By Zack Colman - 07/24/13 09:12 PM EDT
Rep. Rush Holt (D-N.J.) said Wednesday that his claim in a Senate campaign ad that “millions will die” from climate change is not an overstatement.
Holt defended his comment, which aired in an online advertisement in which he advocated for a carbon tax, in a meeting with The Star-Ledger’s editorial board.
“I think it’s no exaggeration at all to say that millions will die. And in fact there’s pretty good evidence that millions already have died because of climate change,” he told the Newark, N.J.-based newspaper.
Holt is seeking the Democratic nomination to replace the late Sen. Frank Lautenberg (D-N.J.).
He’s a long shot to win the Aug. 13 Democratic primary. The field also includes Newark Mayor Cory Booker — by far the favorite — and Rep. Frank Pallone Jr. (D-N.J.).
To flesh out his claim about the potential toll on human life, Holt told The Star-Ledger that climate change is about more than extreme weather events like Hurricane Sandy, which ravaged New Jersey last fall.
From The Star-Ledger:
“It’s not hysteria. It’s documented,” Holt said, saying that global warming’s effects are felt in more than just natural disasters.
“If you talk to the World Health Organization and International Health Groups, they’ll tell you because of diseases – it’s not just from storm damage, it’s other aspects of climate change affecting our oceans,” he said.
The World Health Organization estimates that climate change causes 150,000 deaths per year, with increased rates of "particularly infectious diseases and malnutrition in developing regions" playing a role in that figure.
Holt, a physicist, is one of the more outspoken House voices on climate change.

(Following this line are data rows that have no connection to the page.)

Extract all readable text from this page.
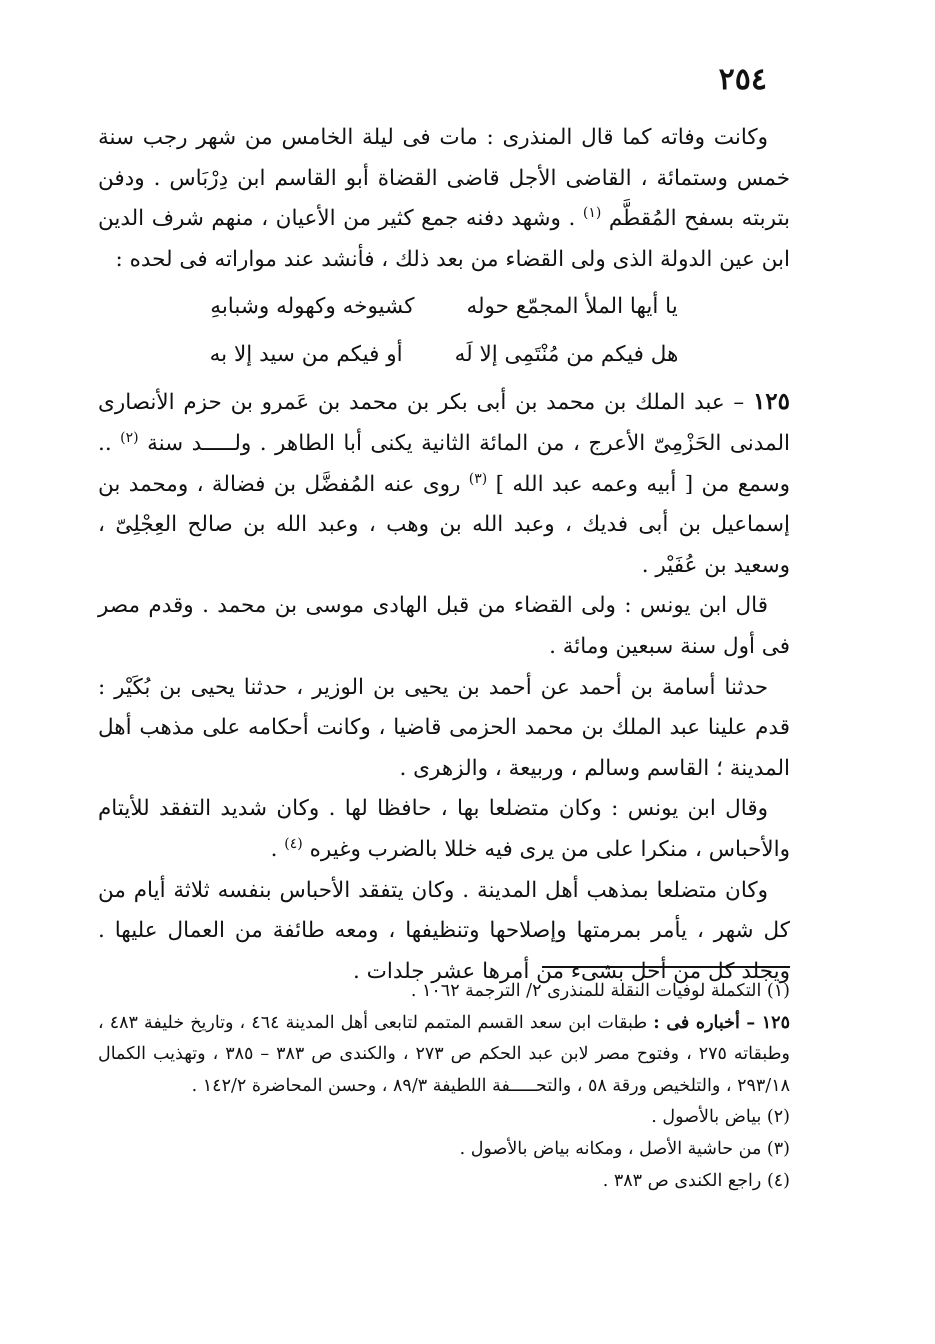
٢٥٤

وكانت وفاته كما قال المنذرى : مات فى ليلة الخامس من شهر رجب سنة خمس وستمائة ، القاضى الأجل قاضى القضاة أبو القاسم ابن دِرْبَاس . ودفن بتربته بسفح المُقطَّم $^{(١)}$ . وشهد دفنه جمع كثير من الأعيان ، منهم شرف الدين ابن عين الدولة الذى ولى القضاء من بعد ذلك ، فأنشد عند مواراته فى لحده :

يا أيها الملأ المجمّع حوله
كشيوخه وكهوله وشبابهِ
هل فيكم من مُنْتَمِى إلا لَه
أو فيكم من سيد إلا به

١٢٥ – عبد الملك بن محمد بن أبى بكر بن محمد بن عَمرو بن حزم الأنصارى المدنى الحَزْمِىّ الأعرج ، من المائة الثانية يكنى أبا الطاهر . ولـــــد سنة $^{(٢)}$ .. وسمع من [ أبيه وعمه عبد الله ] $^{(٣)}$ روى عنه المُفضَّل بن فضالة ، ومحمد بن إسماعيل بن أبى فديك ، وعبد الله بن وهب ، وعبد الله بن صالح العِجْلِىّ ، وسعيد بن عُفَيْر .

قال ابن يونس : ولى القضاء من قبل الهادى موسى بن محمد . وقدم مصر فى أول سنة سبعين ومائة .

حدثنا أسامة بن أحمد عن أحمد بن يحيى بن الوزير ، حدثنا يحيى بن بُكَيْر : قدم علينا عبد الملك بن محمد الحزمى قاضيا ، وكانت أحكامه على مذهب أهل المدينة ؛ القاسم وسالم ، وربيعة ، والزهرى .

وقال ابن يونس : وكان متضلعا بها ، حافظا لها . وكان شديد التفقد للأيتام والأحباس ، منكرا على من يرى فيه خللا بالضرب وغيره $^{(٤)}$ .

وكان متضلعا بمذهب أهل المدينة . وكان يتفقد الأحباس بنفسه ثلاثة أيام من كل شهر ، يأمر بمرمتها وإصلاحها وتنظيفها ، ومعه طائفة من العمال عليها . ويجلد كل من أخل بشىء من أمرها عشر جلدات .

(١) التكملة لوفيات النقلة للمنذرى ٢/ الترجمة ١٠٦٢ .

١٢٥ – أخباره فى : طبقات ابن سعد القسم المتمم لتابعى أهل المدينة ٤٦٤ ، وتاريخ خليفة ٤٨٣ ، وطبقاته ٢٧٥ ، وفتوح مصر لابن عبد الحكم ص ٢٧٣ ، والكندى ص ٣٨٣ – ٣٨٥ ، وتهذيب الكمال ٢٩٣/١٨ ، والتلخيص ورقة ٥٨ ، والتحـــــفة اللطيفة ٨٩/٣ ، وحسن المحاضرة ١٤٢/٢ .

(٢) بياض بالأصول .

(٣) من حاشية الأصل ، ومكانه بياض بالأصول .

(٤) راجع الكندى ص ٣٨٣ .
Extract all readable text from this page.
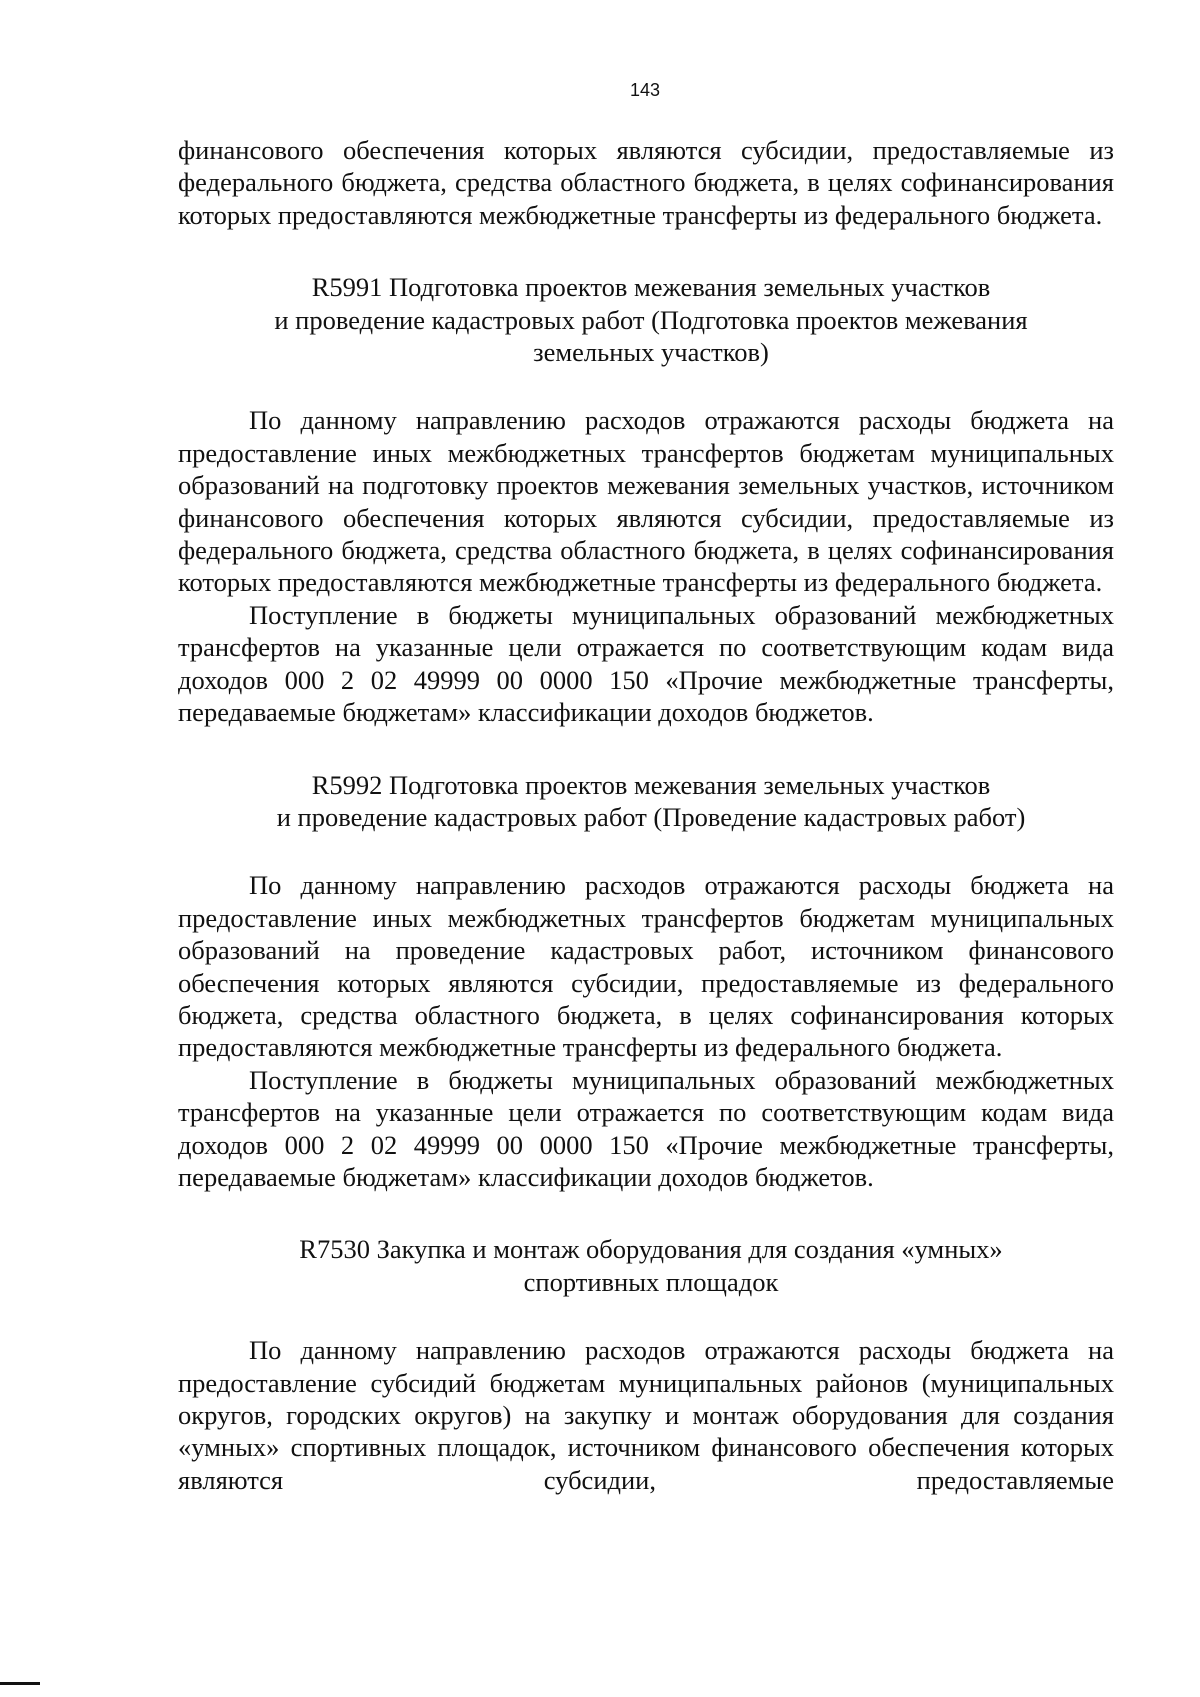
143

финансового обеспечения которых являются субсидии, предоставляемые из федерального бюджета, средства областного бюджета, в целях софинансирования которых предоставляются межбюджетные трансферты из федерального бюджета.

R5991 Подготовка проектов межевания земельных участков
и проведение кадастровых работ (Подготовка проектов межевания
земельных участков)

По данному направлению расходов отражаются расходы бюджета на предоставление иных межбюджетных трансфертов бюджетам муниципальных образований на подготовку проектов межевания земельных участков, источником финансового обеспечения которых являются субсидии, предоставляемые из федерального бюджета, средства областного бюджета, в целях софинансирования которых предоставляются межбюджетные трансферты из федерального бюджета.

Поступление в бюджеты муниципальных образований межбюджетных трансфертов на указанные цели отражается по соответствующим кодам вида доходов 000 2 02 49999 00 0000 150 «Прочие межбюджетные трансферты, передаваемые бюджетам» классификации доходов бюджетов.

R5992 Подготовка проектов межевания земельных участков
и проведение кадастровых работ (Проведение кадастровых работ)

По данному направлению расходов отражаются расходы бюджета на предоставление иных межбюджетных трансфертов бюджетам муниципальных образований на проведение кадастровых работ, источником финансового обеспечения которых являются субсидии, предоставляемые из федерального бюджета, средства областного бюджета, в целях софинансирования которых предоставляются межбюджетные трансферты из федерального бюджета.

Поступление в бюджеты муниципальных образований межбюджетных трансфертов на указанные цели отражается по соответствующим кодам вида доходов 000 2 02 49999 00 0000 150 «Прочие межбюджетные трансферты, передаваемые бюджетам» классификации доходов бюджетов.

R7530 Закупка и монтаж оборудования для создания «умных»
спортивных площадок

По данному направлению расходов отражаются расходы бюджета на предоставление субсидий бюджетам муниципальных районов (муниципальных округов, городских округов) на закупку и монтаж оборудования для создания «умных» спортивных площадок, источником финансового обеспечения которых являются субсидии, предоставляемые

As a senior Democrat on the House Natural Resources Committee, he has often warned about the risks rising sea levels and intensifying storms associated with climate change pose to coastal communities.
In the advertisement, Holt said “the answer” for combating climate change is a carbon tax, adding that he would “fight for it.”
Environmental and some conservative economists have floated the idea of a carbon tax as a way to curb greenhouse gas emissions while also generating enough revenue to cut personal tax rates.
But the carbon tax is an unlikely policy option in both the House and the Senate amid opposition from Republicans and centrist Democrats.